Il sindaco Elena Gubetti ha ribadito l’impegno sul tema, sottolineando come si tratti di un ambito su cui l’amministrazione lavora da tempo e assicurando massima attenzione anche per il futuro. Parole di apprezzamento sono state espresse nei confronti del delegato Alan Donati, impegnato nella definizione del nuovo piano.
Il progetto punta innanzitutto a ridurre gli sprechi chilometrici dell’attuale rete, rendendo il servizio più efficiente e funzionale.

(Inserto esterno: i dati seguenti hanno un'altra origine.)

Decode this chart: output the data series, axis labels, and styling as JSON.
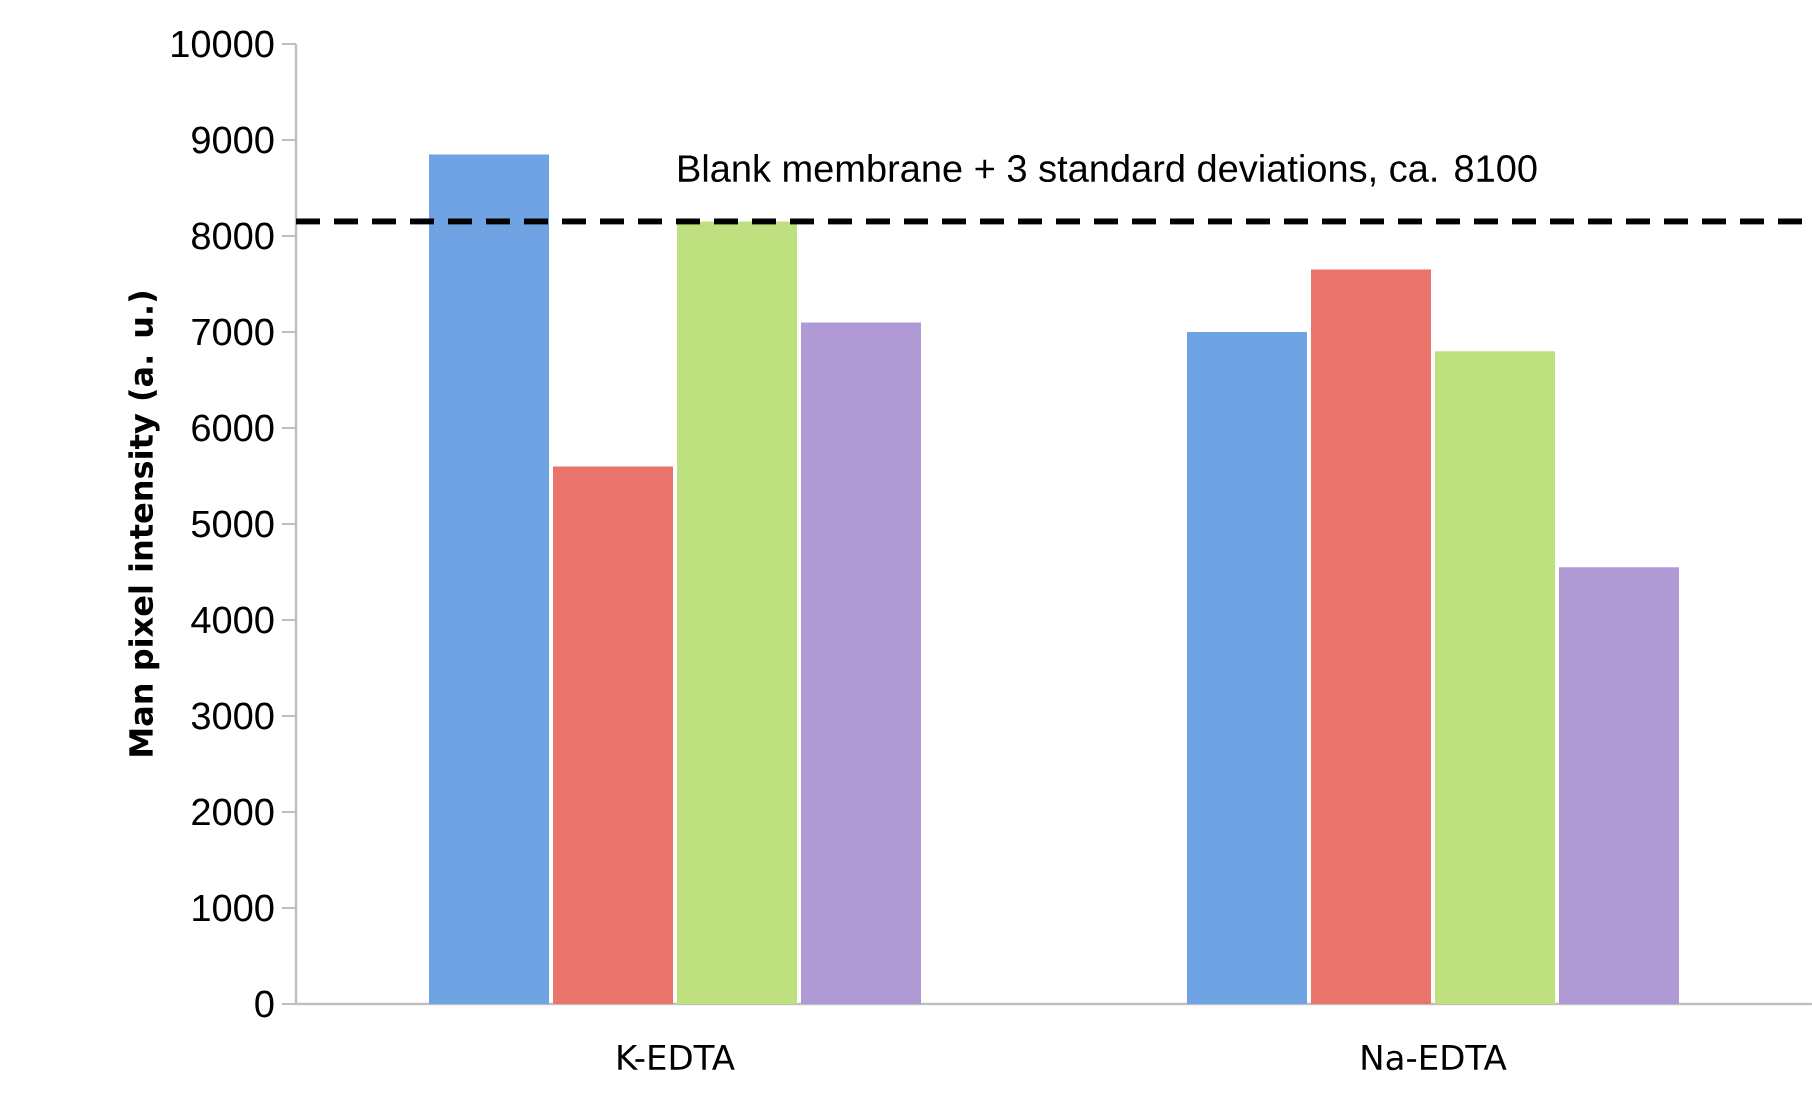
{
  "chart_data": {
    "type": "bar",
    "ylabel": "Man pixel intensity (a. u.)",
    "categories": [
      "K-EDTA",
      "Na-EDTA"
    ],
    "series": [
      {
        "color": "#6fa3e3",
        "values": [
          8850,
          7000
        ]
      },
      {
        "color": "#e9746c",
        "values": [
          5600,
          7650
        ]
      },
      {
        "color": "#bfe07e",
        "values": [
          8150,
          6800
        ]
      },
      {
        "color": "#b09ad6",
        "values": [
          7100,
          4550
        ]
      }
    ],
    "ylim": [
      0,
      10000
    ],
    "yticks": [
      0,
      1000,
      2000,
      3000,
      4000,
      5000,
      6000,
      7000,
      8000,
      9000,
      10000
    ],
    "ref_lines": [
      {
        "axis": "y",
        "value": 8150,
        "label": "Blank membrane + 3 standard deviations, ca. 8100",
        "color": "#000000",
        "line_style": "dashed"
      }
    ],
    "line_style": "solid"
  }
}
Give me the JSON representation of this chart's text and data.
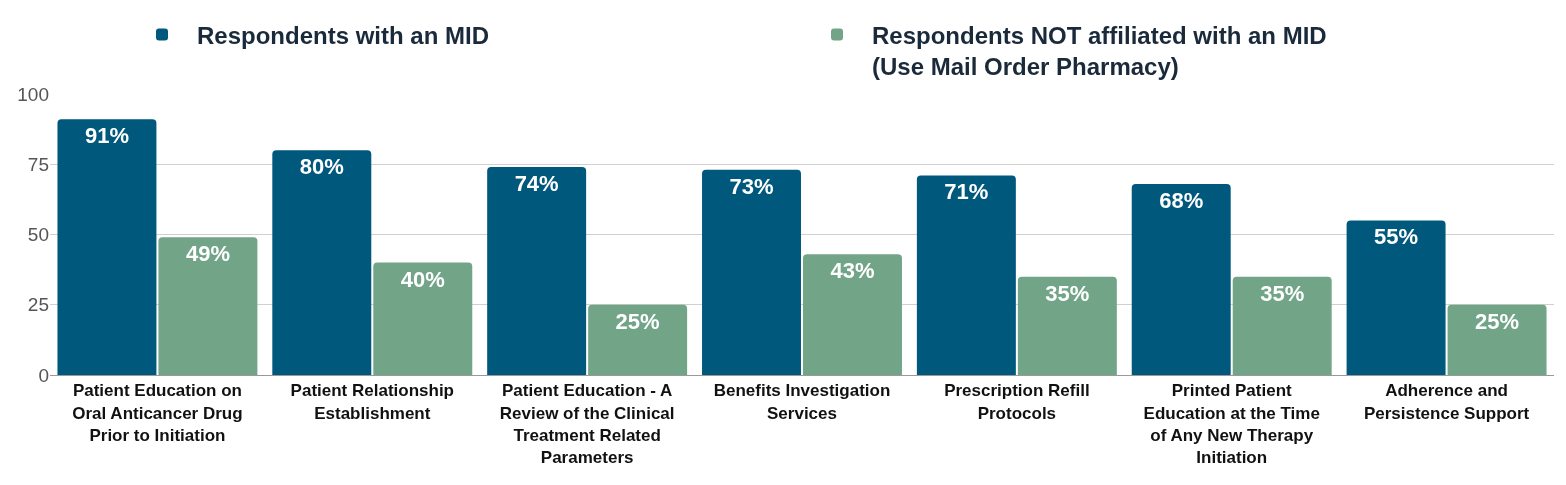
{
  "chart_data": {
    "type": "bar",
    "categories": [
      "Patient Education on Oral Anticancer Drug Prior to Initiation",
      "Patient Relationship Establishment",
      "Patient Education - A Review of the Clinical Treatment Related Parameters",
      "Benefits Investigation Services",
      "Prescription Refill Protocols",
      "Printed Patient Education at the Time of Any New Therapy Initiation",
      "Adherence and Persistence Support"
    ],
    "series": [
      {
        "name": "Respondents with an MID",
        "color": "#00587c",
        "values": [
          91,
          80,
          74,
          73,
          71,
          68,
          55
        ],
        "value_labels": [
          "91%",
          "80%",
          "74%",
          "73%",
          "71%",
          "68%",
          "55%"
        ]
      },
      {
        "name": "Respondents NOT affiliated with an MID\n(Use Mail Order Pharmacy)",
        "color": "#72a488",
        "values": [
          49,
          40,
          25,
          43,
          35,
          35,
          25
        ],
        "value_labels": [
          "49%",
          "40%",
          "25%",
          "43%",
          "35%",
          "35%",
          "25%"
        ]
      }
    ],
    "ylim": [
      0,
      100
    ],
    "yticks": [
      0,
      25,
      50,
      75,
      100
    ],
    "grid": "y",
    "legend": "top"
  }
}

L’obiettivo è quello di privilegiare collegamenti diretti verso i principali poli attrattori del territorio, tra cui il poliambulatorio di Ladispoli, che verrebbe servito da linee dedicate provenienti sia da Cerveteri che da Cerenova, evitando percorsi lunghi e poco utili per gli utenti.
Grande attenzione è riservata anche all’integrazione tra autobus e trasporto ferroviario. In particolare, si punta a migliorare le coincidenze con i treni in arrivo e in partenza dalle stazioni di Ladispoli e Marina di Cerveteri, così da garantire interscambi più puntuali ed efficienti rispetto al sistema attuale.
Tra le novità previste dal piano anche una nuova numerazione delle linee, organizzata per aree territoriali, e l’introduzione o il potenziamento di servizi a chiamata, come nel caso della linea 104 tra Cerveteri e I Terzi, per rispondere meglio alla domanda reale. Previsto inoltre il tracciamento dei mezzi, sul modello dei servizi già attivi con Atac e Cotral, con la possibilità per gli utenti di monitorare i bus tramite piattaforme digitali come Google Transit.
Il nuovo modello si basa su un sistema più snello, con più navette e meno linee circolari lunghe e dispersive, e con la possibilità di apportare modifiche in modo rapido e non invasivo. Un progetto che guarda al futuro della mobilità locale e che resta aperto al contributo dei cittadini, chiamati a partecipare con osservazioni e suggerimenti per costruire un servizio sempre più aderente alle esigenze del territorio.